Além de se cadastrar para receber o auxílio, Júnior também passou a intermediar o esquema para outras pessoas, “vendendo” endereços supostamente não reivindicados por moradores. Simulando interesse, a RBS TV recebeu como local a ser cadastrado uma suposta quinta casa no mesmo terreno em que o homem disse que morava em Canoas.
Júnior cobra R$ 550 pelo serviço, sendo R$ 50 no ato e R$ 500 quando o dinheiro for liberado pelo governo federal. Se alguém fiscalizar, ele orienta como justificar.
“Cara, já te falei aí, o fiscal vai vir e vai te perguntar como é que tu saiu de lá? Aí tu vai dizer: ‘não, e eu, os guris aqui da casa quatro, o outro pessoal das casas mais acima, a gente saiu tudo de barco, porque já estava com a metade da casa cheia d’água’. Entendeu? Explica”, disse.
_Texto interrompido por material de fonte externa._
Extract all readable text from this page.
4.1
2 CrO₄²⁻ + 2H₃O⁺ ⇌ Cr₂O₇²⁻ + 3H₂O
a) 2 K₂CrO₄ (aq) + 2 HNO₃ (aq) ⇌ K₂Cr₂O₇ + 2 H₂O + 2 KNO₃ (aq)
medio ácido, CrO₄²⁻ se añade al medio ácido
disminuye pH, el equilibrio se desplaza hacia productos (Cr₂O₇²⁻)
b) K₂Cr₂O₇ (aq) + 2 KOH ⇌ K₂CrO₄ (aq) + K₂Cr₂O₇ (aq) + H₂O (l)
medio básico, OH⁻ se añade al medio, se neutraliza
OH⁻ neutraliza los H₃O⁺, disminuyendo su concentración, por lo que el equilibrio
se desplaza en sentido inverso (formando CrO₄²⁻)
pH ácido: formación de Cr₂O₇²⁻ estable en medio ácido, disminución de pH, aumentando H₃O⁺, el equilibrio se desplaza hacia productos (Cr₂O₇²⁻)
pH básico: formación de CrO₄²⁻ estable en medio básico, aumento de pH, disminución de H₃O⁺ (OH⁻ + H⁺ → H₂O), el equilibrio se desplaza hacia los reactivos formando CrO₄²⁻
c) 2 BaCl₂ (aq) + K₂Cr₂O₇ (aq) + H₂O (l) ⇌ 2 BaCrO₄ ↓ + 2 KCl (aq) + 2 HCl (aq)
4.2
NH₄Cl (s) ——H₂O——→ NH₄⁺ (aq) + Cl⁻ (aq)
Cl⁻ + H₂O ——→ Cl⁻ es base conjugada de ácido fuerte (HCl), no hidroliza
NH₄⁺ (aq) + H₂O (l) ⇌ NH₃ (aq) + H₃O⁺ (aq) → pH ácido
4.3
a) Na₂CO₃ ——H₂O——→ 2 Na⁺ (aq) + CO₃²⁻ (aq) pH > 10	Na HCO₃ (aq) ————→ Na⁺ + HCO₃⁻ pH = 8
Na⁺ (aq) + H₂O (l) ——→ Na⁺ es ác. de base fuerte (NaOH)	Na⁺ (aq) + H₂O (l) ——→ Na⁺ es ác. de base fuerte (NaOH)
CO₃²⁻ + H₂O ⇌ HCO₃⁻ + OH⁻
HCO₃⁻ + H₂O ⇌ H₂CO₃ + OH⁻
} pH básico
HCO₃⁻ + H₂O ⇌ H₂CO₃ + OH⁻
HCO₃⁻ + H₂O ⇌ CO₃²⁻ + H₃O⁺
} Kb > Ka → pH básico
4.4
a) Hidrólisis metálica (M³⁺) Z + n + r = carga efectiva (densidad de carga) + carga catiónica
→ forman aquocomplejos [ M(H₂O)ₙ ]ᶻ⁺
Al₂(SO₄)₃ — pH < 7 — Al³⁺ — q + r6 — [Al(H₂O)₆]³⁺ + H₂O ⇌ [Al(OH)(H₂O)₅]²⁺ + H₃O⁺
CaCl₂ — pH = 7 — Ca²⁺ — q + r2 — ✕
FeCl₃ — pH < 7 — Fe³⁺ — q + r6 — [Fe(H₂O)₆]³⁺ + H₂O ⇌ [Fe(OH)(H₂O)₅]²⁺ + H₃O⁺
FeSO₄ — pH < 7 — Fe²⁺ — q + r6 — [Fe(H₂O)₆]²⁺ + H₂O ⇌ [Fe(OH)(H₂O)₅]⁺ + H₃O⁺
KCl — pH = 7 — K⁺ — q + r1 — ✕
A Prefeitura de Canoas anunciou que vai excluir os cadastros das pessoas que não moram no endereço citado pelo fraudador.
Empresa fechada há seis meses
Em outra suspeita de fraude, uma microempreendedora também se inscreveu na Prefeitura de Canoas para receber, indevidamente, dois benefícios: além do Auxílio Reconstrução, a mulher requereu uma verba destinada pelo município a microempreendedores afetados pela enchente.
Na Receita Federal, Dienifer Massena aparece como dona de uma estética no bairro Mathias Velho. No questionário que preencheu para ter acesso à verba municipal, alegou que o salão foi “muito impactado”. A água teria atingido parte do segundo piso. De acordo com Dienifer, foram perdidos computador, micro-ondas, geladeira e móveis.
O problema é que ela fechou a estética em dezembro do ano passado, cinco meses antes da catástrofe climática, e deixou claro nas redes sociais.
“Estávamos em Canoas. Eu ganhei 14 kg em dezembro, quando graças a Deus a gente conseguiu vir embora”, disse, em postagem.
A RBS TV tentou contato com Dienifer Massena, que disse não estar mais em Canoas.
A prefeitura anunciou a exclusão da microempreendedor da lista de beneficiados, mas diz que a checagem dos dados apresentados em relação ao auxílio reconstrução cabe ao governo federal.
O espaço está alugado desde janeiro por um outro salão de beleza. A atual dona contou que teve prejuízos, não só no salão, mas também em casa. A mulher reabriu o salão sem solicitar qualquer auxílio da prefeitura.
Empresária teria pedido auxílio para empresa fechada em Canoas
Reprodução/RBS TV
‘Malha fina’
A RBS TV teve acesso a um relatório, indicando que metade dos candidatos a receber o benefício federal caiu numa espécie de “malha fina”. Dos 629.611 inscritos, apenas 274.250 pedidos foram enviados para pagamento – a lista pública deve ser divulgada na próxima semana.
Os motivos são os mais variados, e diversos inscritos apresentaram mais de uma inconsistência. Por exemplo, 150,6 mil cadastros estão fora da área alagada e 152,7 mil não tiveram endereço confirmado.
Em 60,3 mil casos, mais de uma família se cadastrou no mesmo endereço. Existem ainda famílias que solicitaram o auxílio em mais de um município, pessoas que se cadastraram em mais de uma família e até candidatos já falecidos.
O ministro da Secretaria de Apoio à Reconstrução do RS, Paulo Pimenta (PT), disse que o cruzamento de diversos bancos de dados permite identificar irregularidades.
“Se esta pessoa tentou cadastrar duas ou três famílias do mesmo endereço, ela não vai conseguir. Primeiro, porque nós temos o dado do Censo, ele é bem atual, que mostra que naquele endereço tem uma residência. Segundo, nós temos a conta de luz, nós temos a conta d’água, nós temos o cartão do SUS, nós temos o CadÚnico, nós temos os dados da Receita Federal” afirmou Pimenta, usando como exemplo os casos descritos na reportagem.